13/01/2011

Narcissus: Şişkin Ego

Bir efsane kahramanının hem bir çiçeğe hem psikolojik bir rahatsızlığa adını vermesi ne kadar ilginç değil mi?

Narcissus: Nergis, narsist...

Kişinin kendini beğenmesi, kendine hayran olması, ruhsal ve fiziksel kimliğine tutku derecesinde bağlanması anlamında bir kişilik bozukluğu kavramı olan ''Narsisizm''in kökeni hüzünlü bir Yunan Efsanesine dayanıyor.

''Muhteşemlik gösterisi, hayranlığa ihtiyaç, empati yoksunluğu'' durumunun çok eski bir insanlık ögesi olduğunu bu efsaneyle farkeden Sigmund Freud tarafından terimleştirilmiş.

Narcissus görenlerin bakmaya doyamadığı, güçlü kuvvetli, dünya güzeli, muhteşem bir delikanlı. Bütün periler aşıkmış ona.
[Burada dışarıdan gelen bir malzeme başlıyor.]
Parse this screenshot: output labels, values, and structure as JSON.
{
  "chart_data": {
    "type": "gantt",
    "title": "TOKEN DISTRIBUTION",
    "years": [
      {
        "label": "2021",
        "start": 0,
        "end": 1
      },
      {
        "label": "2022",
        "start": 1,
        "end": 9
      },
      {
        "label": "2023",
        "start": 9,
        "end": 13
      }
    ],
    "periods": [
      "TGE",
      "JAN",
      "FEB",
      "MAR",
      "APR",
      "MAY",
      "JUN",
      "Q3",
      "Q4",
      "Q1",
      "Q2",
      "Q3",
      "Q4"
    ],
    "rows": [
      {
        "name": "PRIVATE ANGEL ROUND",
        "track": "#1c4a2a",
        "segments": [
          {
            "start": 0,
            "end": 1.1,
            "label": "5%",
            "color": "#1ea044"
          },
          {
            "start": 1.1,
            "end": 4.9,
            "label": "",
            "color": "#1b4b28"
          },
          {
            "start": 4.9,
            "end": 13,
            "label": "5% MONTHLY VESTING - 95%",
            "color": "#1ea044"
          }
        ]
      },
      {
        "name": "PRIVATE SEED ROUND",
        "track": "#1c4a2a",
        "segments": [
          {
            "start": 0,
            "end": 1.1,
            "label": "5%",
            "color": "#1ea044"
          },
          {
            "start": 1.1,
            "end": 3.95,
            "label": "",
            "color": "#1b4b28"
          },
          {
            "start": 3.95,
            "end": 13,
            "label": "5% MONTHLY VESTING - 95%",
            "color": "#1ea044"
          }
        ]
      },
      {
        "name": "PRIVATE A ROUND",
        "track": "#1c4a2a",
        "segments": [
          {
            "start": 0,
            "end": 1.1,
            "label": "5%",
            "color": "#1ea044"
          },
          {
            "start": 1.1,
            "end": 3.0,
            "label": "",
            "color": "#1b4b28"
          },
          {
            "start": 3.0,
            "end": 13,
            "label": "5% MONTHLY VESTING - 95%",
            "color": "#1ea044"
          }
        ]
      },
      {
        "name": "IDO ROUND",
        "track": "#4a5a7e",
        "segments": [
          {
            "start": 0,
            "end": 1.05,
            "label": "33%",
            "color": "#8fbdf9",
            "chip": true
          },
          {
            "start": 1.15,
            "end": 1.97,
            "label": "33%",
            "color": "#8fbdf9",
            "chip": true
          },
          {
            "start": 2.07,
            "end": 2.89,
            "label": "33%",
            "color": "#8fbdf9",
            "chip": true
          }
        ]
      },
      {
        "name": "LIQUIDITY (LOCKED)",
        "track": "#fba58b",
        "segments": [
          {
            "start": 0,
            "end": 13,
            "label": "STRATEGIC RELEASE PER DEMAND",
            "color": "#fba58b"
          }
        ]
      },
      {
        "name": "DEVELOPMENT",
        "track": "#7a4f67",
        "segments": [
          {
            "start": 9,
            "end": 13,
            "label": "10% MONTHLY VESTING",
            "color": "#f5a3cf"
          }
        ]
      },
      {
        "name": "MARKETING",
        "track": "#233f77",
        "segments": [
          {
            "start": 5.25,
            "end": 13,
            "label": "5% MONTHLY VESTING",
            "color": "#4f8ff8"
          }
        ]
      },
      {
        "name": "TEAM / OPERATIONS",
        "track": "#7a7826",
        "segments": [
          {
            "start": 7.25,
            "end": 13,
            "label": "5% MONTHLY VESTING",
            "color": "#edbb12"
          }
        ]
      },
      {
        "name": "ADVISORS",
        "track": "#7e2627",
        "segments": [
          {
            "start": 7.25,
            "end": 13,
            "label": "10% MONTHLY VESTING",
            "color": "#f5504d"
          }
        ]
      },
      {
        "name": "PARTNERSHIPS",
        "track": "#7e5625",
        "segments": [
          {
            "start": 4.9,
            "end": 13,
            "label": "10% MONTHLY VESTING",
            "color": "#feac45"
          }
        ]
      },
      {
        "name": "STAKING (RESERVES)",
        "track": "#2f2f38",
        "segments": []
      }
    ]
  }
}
Ama o hiç birine yüz vermiyor, dönüp bakmıyormuş bile... Ava çıktığı bir gün en son, su perisi Echo görüp aşık olmuş Narcissus'a. Ve o da aşkına karşılık bulamamış. Yaşadığı karşılıksız aşk yüzünden yanıp tutuşan Echo, bu aşkın ateşiyle acılar içinde ölmüş sesi dağlarda yankılanarak (Eko=Yankı teriminin kökeni de buradan kaynaklanıyor).
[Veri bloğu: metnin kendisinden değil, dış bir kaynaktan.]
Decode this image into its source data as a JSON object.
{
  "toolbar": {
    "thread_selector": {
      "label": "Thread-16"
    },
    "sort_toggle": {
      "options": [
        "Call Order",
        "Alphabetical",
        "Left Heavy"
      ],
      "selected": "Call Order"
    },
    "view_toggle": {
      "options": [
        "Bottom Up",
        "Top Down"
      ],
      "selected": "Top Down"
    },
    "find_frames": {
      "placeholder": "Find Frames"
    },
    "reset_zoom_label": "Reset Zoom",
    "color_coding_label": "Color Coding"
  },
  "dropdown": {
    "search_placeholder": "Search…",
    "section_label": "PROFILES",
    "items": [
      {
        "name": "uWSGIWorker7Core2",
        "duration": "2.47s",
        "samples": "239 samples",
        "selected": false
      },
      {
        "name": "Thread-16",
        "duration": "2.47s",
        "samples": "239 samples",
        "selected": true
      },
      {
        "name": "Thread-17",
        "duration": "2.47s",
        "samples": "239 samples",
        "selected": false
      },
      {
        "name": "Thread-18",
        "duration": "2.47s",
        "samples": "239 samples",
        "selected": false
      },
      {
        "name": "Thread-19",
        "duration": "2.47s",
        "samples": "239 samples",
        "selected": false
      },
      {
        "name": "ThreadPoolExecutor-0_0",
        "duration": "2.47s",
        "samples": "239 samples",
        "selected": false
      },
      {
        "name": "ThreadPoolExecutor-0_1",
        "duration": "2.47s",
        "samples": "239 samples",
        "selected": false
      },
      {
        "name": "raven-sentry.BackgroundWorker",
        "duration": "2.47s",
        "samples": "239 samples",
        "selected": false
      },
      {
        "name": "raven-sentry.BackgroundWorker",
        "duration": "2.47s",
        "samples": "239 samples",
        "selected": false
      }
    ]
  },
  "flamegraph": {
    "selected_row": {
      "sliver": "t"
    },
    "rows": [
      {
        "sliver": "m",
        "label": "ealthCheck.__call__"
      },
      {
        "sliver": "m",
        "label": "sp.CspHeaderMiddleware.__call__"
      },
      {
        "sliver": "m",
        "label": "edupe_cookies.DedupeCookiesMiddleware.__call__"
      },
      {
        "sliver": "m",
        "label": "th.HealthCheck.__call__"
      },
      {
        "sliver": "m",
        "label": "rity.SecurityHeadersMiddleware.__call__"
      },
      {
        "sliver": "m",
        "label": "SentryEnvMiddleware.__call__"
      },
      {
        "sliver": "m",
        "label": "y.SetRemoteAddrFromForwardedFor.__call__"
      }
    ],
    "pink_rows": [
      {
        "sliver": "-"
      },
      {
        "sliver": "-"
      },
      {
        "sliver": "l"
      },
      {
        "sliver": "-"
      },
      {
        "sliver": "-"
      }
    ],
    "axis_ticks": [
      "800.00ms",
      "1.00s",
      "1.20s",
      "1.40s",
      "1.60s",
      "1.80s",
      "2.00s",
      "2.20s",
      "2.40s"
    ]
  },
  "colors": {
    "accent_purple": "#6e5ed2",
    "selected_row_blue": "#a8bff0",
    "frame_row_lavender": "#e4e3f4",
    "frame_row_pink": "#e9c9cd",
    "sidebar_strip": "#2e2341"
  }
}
Narcissus'a aşık olanların ahları İntikam Tanrıçası Nemesis'e ulaşmış en sonunda. Nemesis bir su kenarında kendi yüzünü göstererek cezalandırmış onu. Irmağa eğilip su içmek isteyen Narcissus sudaki görüntüsünü görünce çarpılmış. Bu eşsiz sureti öylesine çok beğenmiş ki, deli gibi aşık olmuş kendine. Aşkıyla yanıp tutuşurken, hayaline ulaştırmaları için Tanrılara yalvarıyormuş bir taraftan. Sonra da sudaki aksine dokunmak isterken dengesini kaybedip ırmağa düşmüş ve hemen orada eriyip yok olmuş. Su perileri boşuna aramışlar cesedini. Ama öldüğü yerde ortası sarı, yaprakları beyaz, çok güzel kokan bir çiçek açtığını görüp aşık oldukları adamın adını vermişler o çiçeğe: Narcissus, yani Nergis...
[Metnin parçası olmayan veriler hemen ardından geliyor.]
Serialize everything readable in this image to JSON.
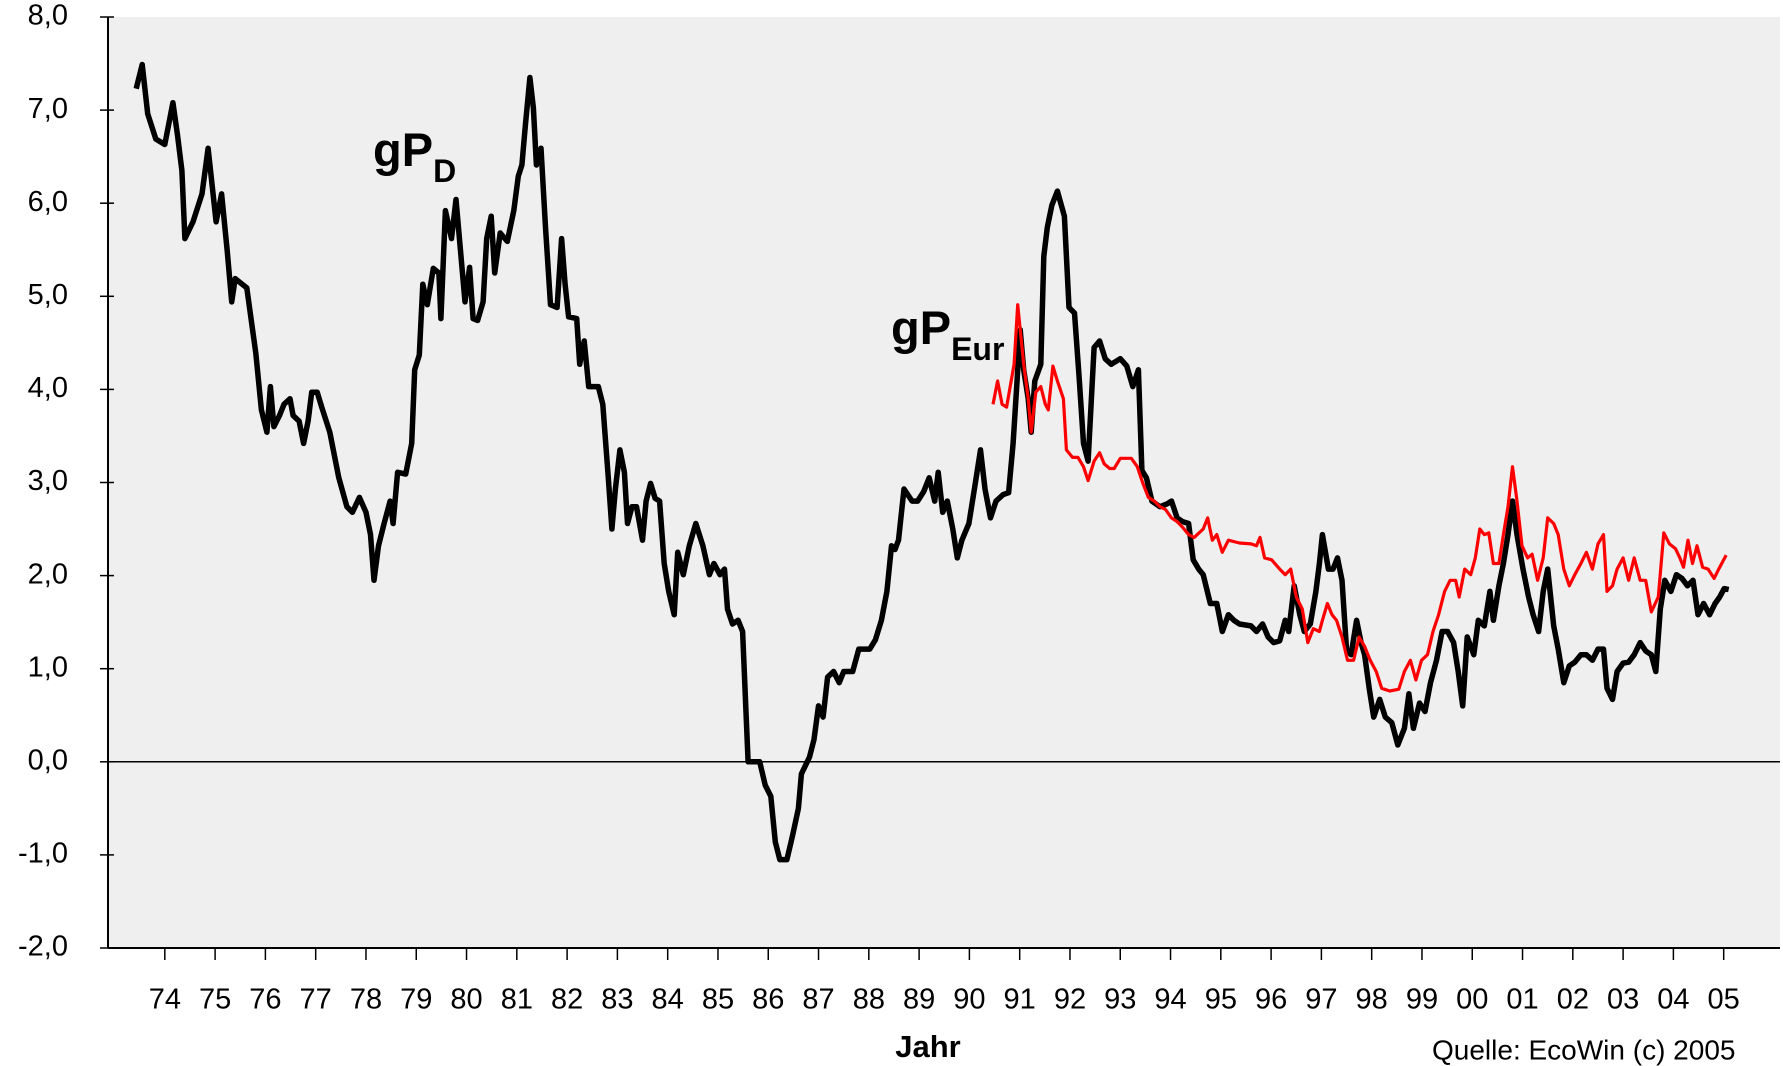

Narsisistik kişilik bozukluğu olanlar ise başkalarının görüş ve isteklerine ilgi gösteremeyen, plan ve hedeflerine ulaşamadıklarında, gereken ilgiyi göremediklerinde tıpkı Narcissus gibi eriyip çöken kişiliklerdir. Karşısındakinin hakkına saygı göstermez, gerçekle alakası olmasa bile her zaman kendilerini haklı gösterip, en önde, en gözde ve tek olmak isterler. Empati duyguları sıfırdır, başkalarını anlayamazlar. Her şey sadece kendi amaçları için var olmalıdır. Diğer insanların fikir ve hareketleri yalnızca kendi amaçlarına hizmet ediyorsa vardır. Tersi söz konusuysa tahammülsüzdürler.
Narsist sözcüğünün ''kibirli'' ya da ''mağrur'' terimleri ile karıştırılmaması gerekiyor. Duyguları başkalarına nefrete dönüştüğü anda harekete geçiyorlar. Amaçlarına ulaşamadiklarinda öfkelerine hakim olamayıp saldırganlaşıyor, ağır psikotik tablolara girip çöküyorlar.
Narsistlere sanat camiasında sıkça rastlandığı gibi, tarihteki Hitler, Saddam, Mussolini gibi liderlerin birçoğu bu kategoride başrol oynuyor.

Mitolojideki bu kahramanın ''nergis'' gibi güzel bir çiçeğe isim olması ne kadar hoşsa, toplumun yüzde 10 gibi bir çoğunluğunun ''narsist'' olduğunu öğrenmek o kadar ürkütücü oldu benim için.

Günümüz insanı karşısındakine normalde fazla ilgi göstermiyor, değer vermiyorken empati yoksunu narsistlerin işi bu çağda oldukça zor diyorum. Bir iyilik yapıp farkettiklerimizi tedaviye yönlendirmek kolay olabilseydi keşke. Sonları efsanedeki Narcissus'unkine benzemeden.